I want to tell him everything, tell him about the accident that winter that left him without feet. I want to tell him about his death, but I feel our time together is too precious for words, for explanations and regrets. In my silence Henry looks across the room briefly and his eyes fall on the portrait of himself that sits above the fireplace.
"What happened?" He asks, moving towards it.
I stare at it, the likeness very close to the living model. Alive! And I remember the bout of loneliness and anger that overtook me the New Year's after Henry died.
"I was angry at you for dying, so I ripped it." I begin to laugh at the absurdity of the situation. Angry at the Henry here and now for something he has yet to do. The tear in the paper goes from the top to the bottom, straight down the middle, splitting Henry into two halves.
"Dying?" He looks alarmed at me and I feel the pit in my stomach begin to open up again.
"You'll find out sooner or later." I disengage myself from him most reluctantly, and walk across the room to the bookshelf.
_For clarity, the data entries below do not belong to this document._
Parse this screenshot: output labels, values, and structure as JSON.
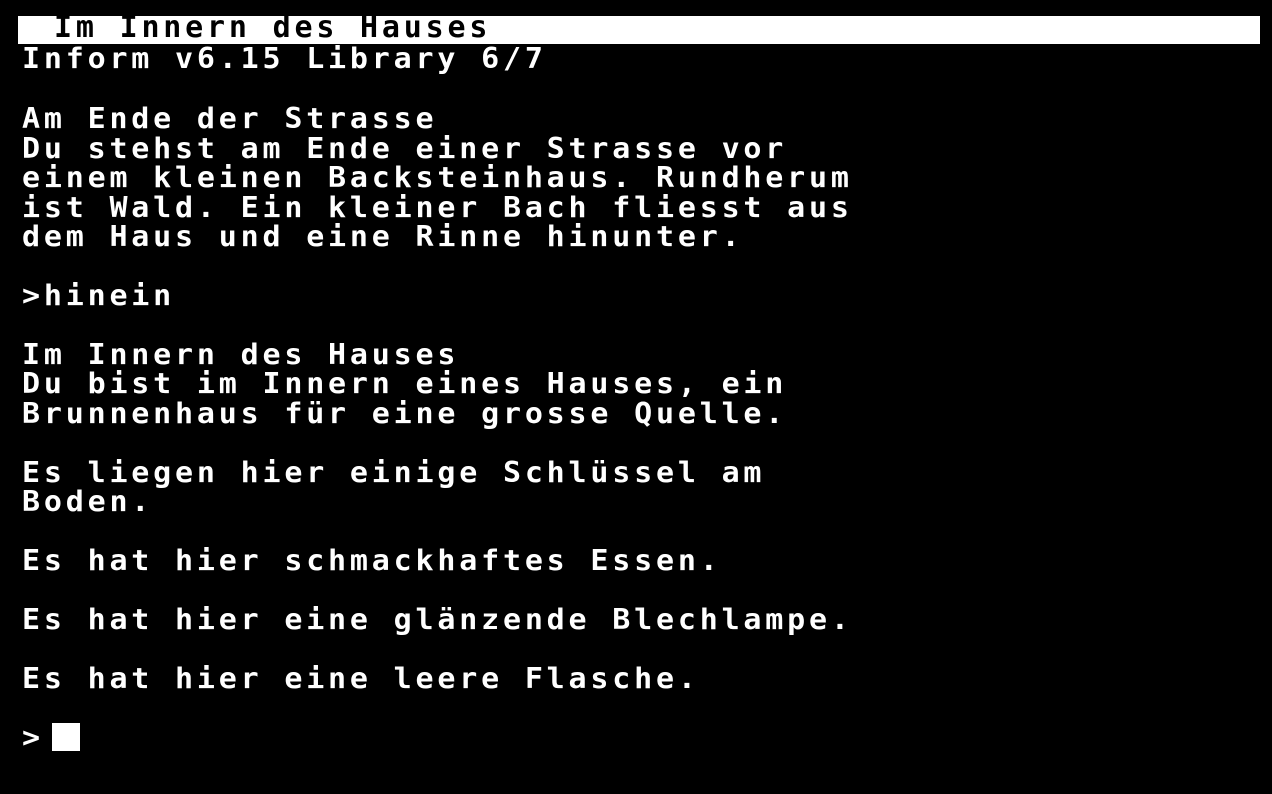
{
  "colors": {
    "background": "#000000",
    "foreground": "#ffffff"
  },
  "status_bar": {
    "location": "Im Innern des Hauses"
  },
  "transcript": {
    "banner": "Inform v6.15 Library 6/7",
    "room1_title": "Am Ende der Strasse",
    "room1_desc": [
      "Du stehst am Ende einer Strasse vor",
      "einem kleinen Backsteinhaus. Rundherum",
      "ist Wald. Ein kleiner Bach fliesst aus",
      "dem Haus und eine Rinne hinunter."
    ],
    "command1": ">hinein",
    "room2_title": "Im Innern des Hauses",
    "room2_desc": [
      "Du bist im Innern eines Hauses, ein",
      "Brunnenhaus für eine grosse Quelle."
    ],
    "objects1": [
      "Es liegen hier einige Schlüssel am",
      "Boden."
    ],
    "object_food": "Es hat hier schmackhaftes Essen.",
    "object_lamp": "Es hat hier eine glänzende Blechlampe.",
    "object_bottle": "Es hat hier eine leere Flasche.",
    "prompt": ">"
  }
}
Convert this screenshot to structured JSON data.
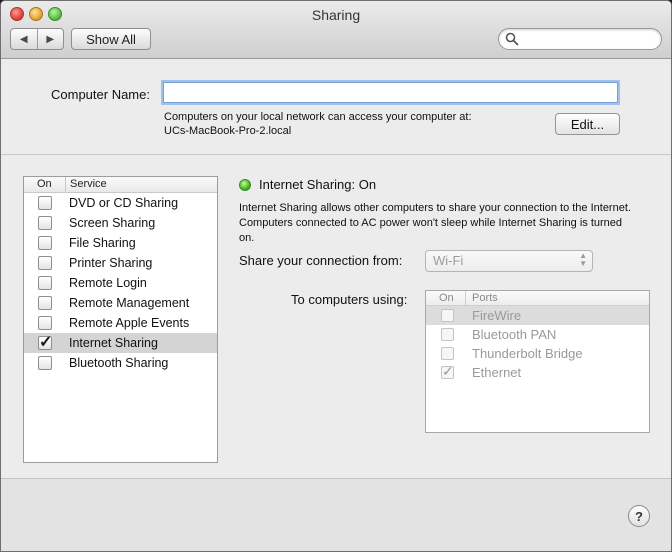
{
  "window": {
    "title": "Sharing"
  },
  "toolbar": {
    "back_glyph": "◀",
    "forward_glyph": "▶",
    "show_all_label": "Show All",
    "search_placeholder": ""
  },
  "computer_name": {
    "label": "Computer Name:",
    "value": "",
    "info_line1": "Computers on your local network can access your computer at:",
    "info_line2": "UCs-MacBook-Pro-2.local",
    "edit_label": "Edit..."
  },
  "services": {
    "col_on": "On",
    "col_service": "Service",
    "items": [
      {
        "label": "DVD or CD Sharing",
        "checked": false
      },
      {
        "label": "Screen Sharing",
        "checked": false
      },
      {
        "label": "File Sharing",
        "checked": false
      },
      {
        "label": "Printer Sharing",
        "checked": false
      },
      {
        "label": "Remote Login",
        "checked": false
      },
      {
        "label": "Remote Management",
        "checked": false
      },
      {
        "label": "Remote Apple Events",
        "checked": false
      },
      {
        "label": "Internet Sharing",
        "checked": true,
        "selected": true
      },
      {
        "label": "Bluetooth Sharing",
        "checked": false
      }
    ],
    "check_glyph": "✓"
  },
  "detail": {
    "status_title": "Internet Sharing: On",
    "status_color": "#48b51f",
    "description": "Internet Sharing allows other computers to share your connection to the Internet. Computers connected to AC power won't sleep while Internet Sharing is turned on.",
    "share_from_label": "Share your connection from:",
    "share_from_value": "Wi-Fi",
    "to_computers_label": "To computers using:",
    "ports_col_on": "On",
    "ports_col_ports": "Ports",
    "ports": [
      {
        "label": "FireWire",
        "checked": false,
        "selected": true
      },
      {
        "label": "Bluetooth PAN",
        "checked": false
      },
      {
        "label": "Thunderbolt Bridge",
        "checked": false
      },
      {
        "label": "Ethernet",
        "checked": true
      }
    ]
  },
  "help_label": "?"
}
On the bottom is a very old and worn out album. I open it up to a page that has news paper clippings and hand it to him to read his own obituary.
"Oh, Clare." He looks at me as if he wants to say sorry, to apologize for his own death.
I smile, "I scoured the news paper archives for any mention of you." I say, flipping the pages. "I managed to find a few that fit your description."
Henry reads on and laughs, "The police never did find out how I was always able to escape their clutches."
HenryI stare at Clare, older and more beautiful. The lines etched onto her face from a long life. I smile and pray that she didn't miss me too much.
"Alba would always tell me about your visits to her." Clare starts to say. We are sitting on the porch swing, looking out towards the lake, I am flipping through a photo album with pictures of my Alba and her children. "I would always to get so jealous of her and wonder why you never came to see me."
"Clare, if I could have controlled it I would never have left your side, not for one second."
Clare smiles and pats my leg, the lets her hand rest there.
"Are Henry and Philip…" I stare down at a picture of my two grandchildren when they were young, around ten.
"No, they don't travel. Kenderick found the cure, but it has to be given at a molecular level. Alba doesn't travel now any more. Kenderick thought that perhaps if you had aged… Well, he just thought that as the body slows down the time traveling stops."
The sun is beginning to set, casting long shadows across the land and I wish I could stay, but longing to return. This Clare who needs me, who has waited for me for years and years and the Clare in my present, who deserves every minute I can give her. I asked Clare if she knew how long I would stay but she shook her head. I wrote her a letter about this meeting, but left no date, or specific details. Sounds just like me to leave out everything important.
Clare turns her head to look up at me and I set the book aside and wrap her in my arms, and kiss her gently on each cheek then on the lips. She rests her head on my shoulder and I can feel her body relax into my mine.
"I think I know why you're here, now." Clare murmurs as sleep slowly takes her.
"Why is that?" I ask, but there is nothing but silence. I slowly rock us in the chair and suddenly something is different.
"Clare?" I ask, but there is no response. I pull her away and she is smiling, but she is not here. Somewhere out there our two spirits are re-united, possibly converged into one. I pick her lifeless body up and carry her into the house, laying her gently on the bed. I can feel it now, the pull that throws me across time, and I feel myself slowly fade away.